La carrière entière de Spielberg tourne autour de deux axes fondamentaux du cinéma, qu'à mon sens il a repris de Hitchcock lui-même; non qu'il les lui ait volés, loin de là. Il en a repris le flambeau, dans un improbable passage de relais, qui s'effectue grâce, précisément, à Duel. C'est assez rare pour être signalé: ce long métrage est en réalité un film de télévision, tourné spécifiquement pour l'émission d'ABC Movie of the week, et Spielberg a fait des pieds et des mains pour le tourner, car il avait lu la nouvelle de Richard Matheson et avait eu vent du script. Plus notable encore, le metteur en scène, qui n'avait que vingt-cinq ans, n'avait aucun vrai long métrage à son actif, si ce n'est un épisode de Columbo (Murder by the book). Et ce film est ce que Spielberg a obtenu en 12 ou 13 jours de tournage, après avoir fait le choix difficile de tout tourner en extérieurs, ce qui se voit dans le réalisme impressionnant de cette histoire, qui rappelons-le est celle d'un homme conduisant une voiture sur les routes désertiques de l'Ouest, qui voit tout à coup un camion le choisir comme jouet, et lui mener une vie infernale sur la route jusqu'à un point de non-retour.
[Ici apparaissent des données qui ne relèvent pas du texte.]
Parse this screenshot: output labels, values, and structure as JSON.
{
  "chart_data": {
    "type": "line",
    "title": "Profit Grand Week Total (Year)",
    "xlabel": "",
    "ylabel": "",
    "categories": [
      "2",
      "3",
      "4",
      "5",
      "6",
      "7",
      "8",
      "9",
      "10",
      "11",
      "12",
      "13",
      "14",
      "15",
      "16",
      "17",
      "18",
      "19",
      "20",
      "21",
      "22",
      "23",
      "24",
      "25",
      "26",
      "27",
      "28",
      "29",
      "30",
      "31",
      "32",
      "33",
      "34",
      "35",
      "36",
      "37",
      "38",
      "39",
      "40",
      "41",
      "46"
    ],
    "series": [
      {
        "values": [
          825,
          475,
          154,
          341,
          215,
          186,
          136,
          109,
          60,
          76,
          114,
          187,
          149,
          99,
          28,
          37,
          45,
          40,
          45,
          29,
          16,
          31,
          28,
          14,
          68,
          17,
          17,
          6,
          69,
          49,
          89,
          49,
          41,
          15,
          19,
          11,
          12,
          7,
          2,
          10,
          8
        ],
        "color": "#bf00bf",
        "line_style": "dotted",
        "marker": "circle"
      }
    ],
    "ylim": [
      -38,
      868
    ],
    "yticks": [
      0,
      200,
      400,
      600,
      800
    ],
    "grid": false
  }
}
On ne verra jamais le visage du camionneur, et tout le film est vu du point de vue de David Mann (Dennis Weaver), le conducteur forcé de trouver en lui la force et l'ingéniosité primale qui lui permettront de faire face à son tueur potentiel.
Je parlais donc des deux axes Hitchcockiens qui ont comme par enchantement été donnés à Spielberg, comme un héritage avancé si on veut, puisque Hitchcock était après tout encore en activité au moment du tournage de Duel: D'une part, tous les films de Spielberg, toutes les scènes même, sont organisées autour de la notion de regard. Vous pouvez vérifier, c'est une obsession. D'autre part, le metteur en scène a pris au pied de la lettre la transgression contenue dans Psycho (dont certains passages de la musique composée par Billy Goldenberg pour Duel reprennent d'ailleurs la violence de la magnifique partition de Bernard Herrmann), et a fait de tous ses films des défis, en proposant de montrer ce qu'on n'a jamais vu ou ce qu'on n'ose jamais imaginer (tout comme Hitchcock avait révolutionné la représentation du crime avec Psycho entre autres): un requin qui attaque un bateau, un OVNI qui se pose, un paysage rehaussé d'un nombre incalculable de dinosaures, le débarquement de Normandie "comme si vous y étiez", l'attaque de New York par des vaisseaux infra-terrestres...Spielberg a rendu possible au cinéma tellement de choses... Eh bien ça commence avec Duel, et son incroyable pitch de départ: man meets truck...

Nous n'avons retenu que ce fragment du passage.